Important events are the focus. These groups will do their best to communicate to members/participants which scores will be identified as T-scores, often acknowledging this in Conditions of Competition or Notices to Competitors, or even a Rules sheet. Usually this information includes whether the committee is going to post the scores for the event on behalf of the contestants or whether the individual player will be required to post and designate the score as a tournament score on their own.

Any golfer who has been impacted by Section 10-3 will have an R designation next to their Handicap Index. This is part of the USGA’s formula, not some action taken by the SCGA or a member club. A golfer with the R designation is not locked at this number for any certain time period, as a number of variables contribute to the calculation, including number of tournament scores (two exceptional tournament scores out of three is more likely to cause a reduction than two out of 15), the age of the tournament scores and the normal Handicap Index calculation.

Sometimes golfers impacted express the concern that at the time the score was posted it did not seem exceptional, but as a player’s normal calculation increased a score/differential may have become exceptional. This was purposely implemented as part of the formula, which is all about potential ability.

This formula was put into place a number of years ago in response to a grass roots concern expressed by golfers, golf clubs and golf associations that tournament performance is important in trying to correctly determine the potential ability of a golfer. Its math is targeted to impact slightly less than one-half of one percent of golfers with a Handicap Index.

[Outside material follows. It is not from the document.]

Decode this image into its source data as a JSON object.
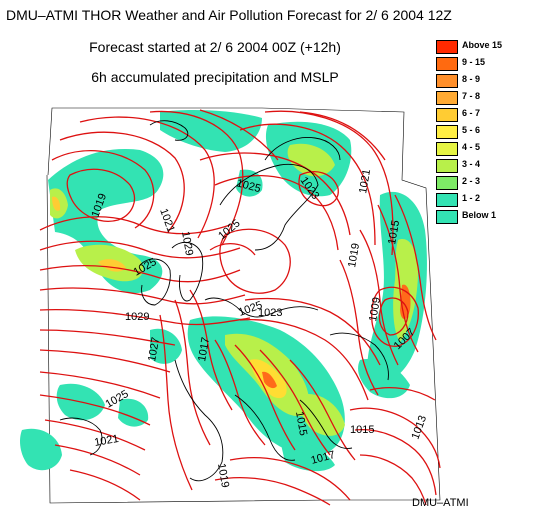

Club Handicap Committees are often approached by members impacted expressing concerns and sometimes bewilderment. While committees have powers, rarely are there good reasons to override a Section 10-3 reduction. Paraphrasing one USGA researcher who communicated very clearly — a player who plays like a five at least twice is reduced to a nine, but thinks he should be a 13.

So enjoy the competitive aspect of the game. Every golfer can expect to have one extremely successful round, but at the sign of a second such round, may see a change in the resulting Handicap Index.